Let me start out by saying, “Don’t do what I did!” When I had my first child almost eight years ago, I did not put any emphasis on buying a good stroller. I don’t think I even registered for one, and despite the fact that we received enough gift cards from Babies R’ Us to more than pay for a great stroller, we opted to use that money towards other things we thought were more important (probably diapers!).

Buying a stroller is an overwhelming process, to say the least. I would suggest starting your search with  Consumer Reports and by simply talking to professionals at stores like Babies R’ Us. If money is not a concern, you can always check out the latest models at trendy baby boutiques too.

The following is my story which offers some suggested brands and styles, and some to steer clear of. Regardless, hopefully my decisions – and lack of – will better help you in your stroller search.

Like I mentioned above, I did little research on strollers before Emily was born. I did look at some “travel systems” because it seemed like everyone I knew had one. But I never thought they looked user-friendly and I am not the kind of person who deals well with lots of buttons, snaps and instructions when I need something to work quickly and often. Luckily, I was able to borrow a Baby Trend Snap N’ Go stroller the whole time Emily was in her infant car seat. The Snap N’ Go (or similar model like the Graco SnugRider), in my humble opinion, should be on the top of every new mom’s must-have lists. Not only are these “frames” inexpensive, but they’re incredibly light, and a cinch to pop open, fold up and put in the back of your car. They also have plenty of room below for storage, and some even come with cup holders for mom!

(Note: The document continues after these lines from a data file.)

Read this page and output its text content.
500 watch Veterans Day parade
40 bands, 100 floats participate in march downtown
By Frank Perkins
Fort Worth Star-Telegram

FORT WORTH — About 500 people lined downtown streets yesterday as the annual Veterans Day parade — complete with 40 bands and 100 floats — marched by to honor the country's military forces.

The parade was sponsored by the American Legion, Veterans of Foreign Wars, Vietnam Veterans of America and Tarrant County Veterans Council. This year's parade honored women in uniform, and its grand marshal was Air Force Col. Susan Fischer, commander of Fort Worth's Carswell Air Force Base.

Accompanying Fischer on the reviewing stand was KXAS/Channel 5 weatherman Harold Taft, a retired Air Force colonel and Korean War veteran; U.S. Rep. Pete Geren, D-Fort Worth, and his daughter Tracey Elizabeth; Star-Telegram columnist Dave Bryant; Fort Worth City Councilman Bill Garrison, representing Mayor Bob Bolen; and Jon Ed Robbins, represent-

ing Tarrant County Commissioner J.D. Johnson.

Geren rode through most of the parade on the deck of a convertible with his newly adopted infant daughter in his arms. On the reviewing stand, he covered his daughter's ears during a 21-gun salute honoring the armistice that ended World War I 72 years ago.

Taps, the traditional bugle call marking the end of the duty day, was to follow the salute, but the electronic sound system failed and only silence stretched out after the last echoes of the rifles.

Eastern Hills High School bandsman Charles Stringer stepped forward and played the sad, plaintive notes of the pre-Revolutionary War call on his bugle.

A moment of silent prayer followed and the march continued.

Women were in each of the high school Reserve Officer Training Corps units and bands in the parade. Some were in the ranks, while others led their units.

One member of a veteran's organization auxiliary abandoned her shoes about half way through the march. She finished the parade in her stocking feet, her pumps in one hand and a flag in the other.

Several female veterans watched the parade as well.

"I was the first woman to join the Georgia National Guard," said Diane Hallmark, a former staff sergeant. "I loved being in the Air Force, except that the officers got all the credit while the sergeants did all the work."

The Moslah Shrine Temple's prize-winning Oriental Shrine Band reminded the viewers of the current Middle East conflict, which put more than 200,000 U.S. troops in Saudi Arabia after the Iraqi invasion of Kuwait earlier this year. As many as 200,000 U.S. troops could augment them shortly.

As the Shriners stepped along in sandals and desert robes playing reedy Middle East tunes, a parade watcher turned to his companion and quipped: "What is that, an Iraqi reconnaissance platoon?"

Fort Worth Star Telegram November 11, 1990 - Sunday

Then when Emily grew out of the Snap ‘N Go, my husband’s sister passed a similar version of this Maclaren stroller. While we were grateful for the hand-me-down, not getting a more functional stroller was a huge mistake on my part. Maclaren is a great brand, and for convenience, this stroller was the ticket. Super light. Easy to fold and unfold. Not bulky at all in the back of a car. But the stroller we had was better for quick trips with the baby, or as a back-up stroller when traveling (it works great in aiports!). On top of that, it had no tray for sippee cups or finger foods. And for some reason, our stroller had no storage. Not sure if the lack of the tray and storage bin was because it was an old model, or a result of it being a hand-me-down. (The models on its web site look much more functional than what I had).

But the worst part of our stroller: Emily was constantly in the reclined position and I couldn’t adjust it otherwise. So as a result, she never became a “stroller baby” – something that drove me – and my mom – crazy because it was impossible to take her shopping – or anywhere in a stroller – for more than 15 minutes.

Then my son came along. He too used a Snap ‘N Go, and then we moved both kids into a Joovy Caboose stroller – our mode of transport for nearly two years and loved it.

What Do the Experts Suggest?

Obviously I am no expert, so I checked out what the authors of the latest Baby Bargains book had to say. They divide their stroller suggestions by lifestyles and conditions in which you live. Since none of us live in a bustling city like New York, Chicago or Washington DC, the categories that suit our lifestyles best include the Mall Crawlers and Green Acres (if your neighborhood has unpaved roads or no sidewalks). Plus they list stroller suggestions for moms who  exercise, those of us wanting to purchase a second stroller, and moms who need transportation for more than one baby. The authors 2012 suggestions – for all budget types – are listed below.

Mall Crawlers
Baby Trend Snug ‘N Go ($60)
Graco Snug Rider ($60)

Travel Systems
The authors do not recommend this type of stroller, but if you really want to buy one, they suggest Chico Cortina ($300).

Second Strollers
Budget Chicco C6 ($60) – also known as the “Capri”
Baby Jogger City Mini ($230)
Maclaren Techno XCR ($350)

Green Acres (or for all-terrain travel)
Jeep Liberty Limited ($150)
BOB Revolution ($390)
Phil & Ted’s Sport ($450)
Mountain Buggy Urban Jungle ($500)

Exercise Strollers
For walkers, they suggest inStep Run Around Ltd ($130)
For serious runners, they suggest BOB Ironman ($350)

Strollers for Two
Joovy Caboose Stand-On Tandem ($150)
Gracco Quattro Tour Duo ($225)
Kolcraft Contours Options Tandem ($250)

Side-by-Side Strollers
Jeep Twin Sport All-Weather Umbrella ($120)
Maclaren Twin Techo ($380)
Baby Jogger City Mini Duo ($450 – $500)

What’s your favorite ride? Tell us what you have liked – and disliked – about your strollers!